Overeating after breakfasting is not good for health and mind


When it's time to break the fast, we seem to gobble everything in front of our eyes. That’s why all-you-can-eat restaurants become the most popular during Ramadan. But do you know that overeating after breakfasting is not good for you and your health?

Why is overeating not good when breaking fast?

Eating too much when breaking fast makes your body feel weak and sleepy. This is a side effect when the body consumes too much-refined carbohydrates food. Carbs give you energy, and eating it in big amounts may trigger high blood sugar. The result is your body feels tired. 

Photo courtesy of Rinaldi Akbar

Nausea and Vomiting

Feeling nausea after overeating might due to your stomach not being able to accommodate too many meals at once. Not only does your stomach work harder, but overeating is also one of the reasons for the trigger of GERD. 

Photo courtesy of Junior REIS

Mindful eating

Slowing down is one of the best ways to get our mind and body to communicate what we need for nutrition. The body sends its satiation signal about 20 minutes after the brain, which is why we often unconsciously overeat. But, if we slow down, we can give our body a chance to catch up to our brain and hear the signals to eat the right amount.

Photo courtesy of The BlackRabbit 

Simple ways to slow down might simply be following your grandmother's manners, such as sitting down to eat, chewing each bite 25 times (or more), setting your fork down between bites, and all others that might seem pointless to you in the past.

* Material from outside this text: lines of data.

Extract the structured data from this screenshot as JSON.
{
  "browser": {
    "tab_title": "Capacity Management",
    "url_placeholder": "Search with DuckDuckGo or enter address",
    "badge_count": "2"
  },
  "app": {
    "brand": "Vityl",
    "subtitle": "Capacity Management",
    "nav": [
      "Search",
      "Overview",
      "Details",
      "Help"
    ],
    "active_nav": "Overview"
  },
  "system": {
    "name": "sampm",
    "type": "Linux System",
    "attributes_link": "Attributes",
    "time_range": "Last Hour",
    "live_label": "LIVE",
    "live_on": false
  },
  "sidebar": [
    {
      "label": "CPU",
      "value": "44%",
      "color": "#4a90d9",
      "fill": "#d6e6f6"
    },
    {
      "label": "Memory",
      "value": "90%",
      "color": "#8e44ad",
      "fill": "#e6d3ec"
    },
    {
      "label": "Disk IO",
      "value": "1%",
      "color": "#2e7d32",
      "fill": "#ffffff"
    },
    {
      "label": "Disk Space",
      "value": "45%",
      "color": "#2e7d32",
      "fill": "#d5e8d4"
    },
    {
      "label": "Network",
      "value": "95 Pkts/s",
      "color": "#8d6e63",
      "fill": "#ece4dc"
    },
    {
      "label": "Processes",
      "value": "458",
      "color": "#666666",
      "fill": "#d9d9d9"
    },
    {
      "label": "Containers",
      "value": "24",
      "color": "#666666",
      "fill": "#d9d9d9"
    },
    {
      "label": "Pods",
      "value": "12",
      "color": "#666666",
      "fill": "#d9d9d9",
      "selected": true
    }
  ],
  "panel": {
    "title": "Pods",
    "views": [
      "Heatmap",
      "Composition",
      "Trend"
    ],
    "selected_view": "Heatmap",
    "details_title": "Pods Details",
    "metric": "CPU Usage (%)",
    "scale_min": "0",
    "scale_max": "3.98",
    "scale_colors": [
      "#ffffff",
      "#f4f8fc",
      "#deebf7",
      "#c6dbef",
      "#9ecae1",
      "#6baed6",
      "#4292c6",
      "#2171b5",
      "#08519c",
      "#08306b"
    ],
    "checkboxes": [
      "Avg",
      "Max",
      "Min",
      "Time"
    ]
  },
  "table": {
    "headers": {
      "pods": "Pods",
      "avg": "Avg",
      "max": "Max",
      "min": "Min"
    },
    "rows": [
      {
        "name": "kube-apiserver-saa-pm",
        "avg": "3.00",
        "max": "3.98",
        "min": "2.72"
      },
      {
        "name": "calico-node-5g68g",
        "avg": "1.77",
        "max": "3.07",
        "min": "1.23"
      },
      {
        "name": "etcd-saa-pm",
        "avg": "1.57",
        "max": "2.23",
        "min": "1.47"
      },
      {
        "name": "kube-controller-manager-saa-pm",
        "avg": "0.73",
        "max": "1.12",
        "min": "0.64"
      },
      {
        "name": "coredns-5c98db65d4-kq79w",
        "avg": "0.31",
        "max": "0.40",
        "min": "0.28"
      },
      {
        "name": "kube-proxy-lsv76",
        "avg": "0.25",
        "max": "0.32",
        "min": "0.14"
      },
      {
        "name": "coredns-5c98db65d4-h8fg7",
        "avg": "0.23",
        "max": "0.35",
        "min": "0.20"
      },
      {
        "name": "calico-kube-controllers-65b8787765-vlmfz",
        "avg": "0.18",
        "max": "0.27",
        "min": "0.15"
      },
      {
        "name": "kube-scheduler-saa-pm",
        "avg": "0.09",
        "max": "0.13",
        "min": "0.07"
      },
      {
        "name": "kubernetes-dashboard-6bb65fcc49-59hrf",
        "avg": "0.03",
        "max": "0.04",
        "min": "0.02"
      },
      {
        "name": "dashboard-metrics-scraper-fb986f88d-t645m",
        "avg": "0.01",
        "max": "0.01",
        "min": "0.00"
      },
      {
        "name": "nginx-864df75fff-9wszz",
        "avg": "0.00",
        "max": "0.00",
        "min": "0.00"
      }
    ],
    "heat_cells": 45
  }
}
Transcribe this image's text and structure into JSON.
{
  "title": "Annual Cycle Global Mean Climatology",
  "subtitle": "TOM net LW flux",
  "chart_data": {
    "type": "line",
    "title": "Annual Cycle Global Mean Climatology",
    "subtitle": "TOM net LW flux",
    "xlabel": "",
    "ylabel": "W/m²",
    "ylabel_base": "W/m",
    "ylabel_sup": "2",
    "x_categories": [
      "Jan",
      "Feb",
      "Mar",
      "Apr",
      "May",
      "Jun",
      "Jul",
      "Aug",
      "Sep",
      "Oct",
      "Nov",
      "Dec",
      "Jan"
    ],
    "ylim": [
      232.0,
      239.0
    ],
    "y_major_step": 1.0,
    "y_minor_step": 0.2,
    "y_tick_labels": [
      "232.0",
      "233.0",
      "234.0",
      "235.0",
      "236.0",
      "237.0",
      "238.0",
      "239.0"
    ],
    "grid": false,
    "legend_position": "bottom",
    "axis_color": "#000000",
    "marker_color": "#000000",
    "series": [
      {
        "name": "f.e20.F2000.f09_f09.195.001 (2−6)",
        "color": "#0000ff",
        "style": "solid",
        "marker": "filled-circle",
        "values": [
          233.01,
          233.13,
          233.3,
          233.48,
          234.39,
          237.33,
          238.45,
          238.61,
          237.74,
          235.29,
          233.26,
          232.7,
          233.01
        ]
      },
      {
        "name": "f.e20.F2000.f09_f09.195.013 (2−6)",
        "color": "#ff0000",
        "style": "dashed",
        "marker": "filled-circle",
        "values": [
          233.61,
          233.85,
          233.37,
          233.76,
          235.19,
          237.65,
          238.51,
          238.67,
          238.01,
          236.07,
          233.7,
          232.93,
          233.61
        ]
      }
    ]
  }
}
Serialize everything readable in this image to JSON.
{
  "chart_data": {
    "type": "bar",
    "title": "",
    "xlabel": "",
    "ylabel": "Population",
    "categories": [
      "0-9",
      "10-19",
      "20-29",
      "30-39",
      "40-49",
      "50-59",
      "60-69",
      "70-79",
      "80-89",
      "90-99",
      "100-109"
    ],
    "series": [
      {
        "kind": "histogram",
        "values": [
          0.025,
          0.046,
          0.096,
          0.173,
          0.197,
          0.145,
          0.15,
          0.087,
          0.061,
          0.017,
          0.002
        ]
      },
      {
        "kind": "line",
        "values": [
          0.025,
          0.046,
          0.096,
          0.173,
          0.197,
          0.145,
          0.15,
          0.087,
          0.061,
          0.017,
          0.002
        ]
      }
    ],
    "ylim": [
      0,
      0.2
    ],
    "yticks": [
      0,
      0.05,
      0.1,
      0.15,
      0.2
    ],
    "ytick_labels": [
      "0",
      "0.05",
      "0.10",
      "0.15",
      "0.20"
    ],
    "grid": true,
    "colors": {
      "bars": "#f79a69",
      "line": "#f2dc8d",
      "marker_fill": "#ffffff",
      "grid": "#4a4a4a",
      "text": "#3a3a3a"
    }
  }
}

Are you responding to an emotional want or responding to your body’s needs?

We need to realize that the most essential reason we do fasting is that we learn how to maintain our emotions and learn how to be more patient. We should question our inner-self, are we responding to an emotional want or responding to our body’s needs?

Often we listen first to our minds, but like many mindfulness practices, we might discover more wisdom by tuning into our bodies first. Rather than just eating when we get emotional signals, which may be different for each of us, be they stress, sadness, frustration, loneliness, or even just boredom, we can listen to our bodies. Is your stomach growling, energy low, or feeling a little lightheaded? 

Photo courtesy of Dan Gold

Too often, we eat when our mind tells us to, rather than our bodies. True mindful eating is actually listening deeply to our body’s signals for hunger. Ask yourself: What are your body’s hunger signals, and what are your emotional hunger triggers?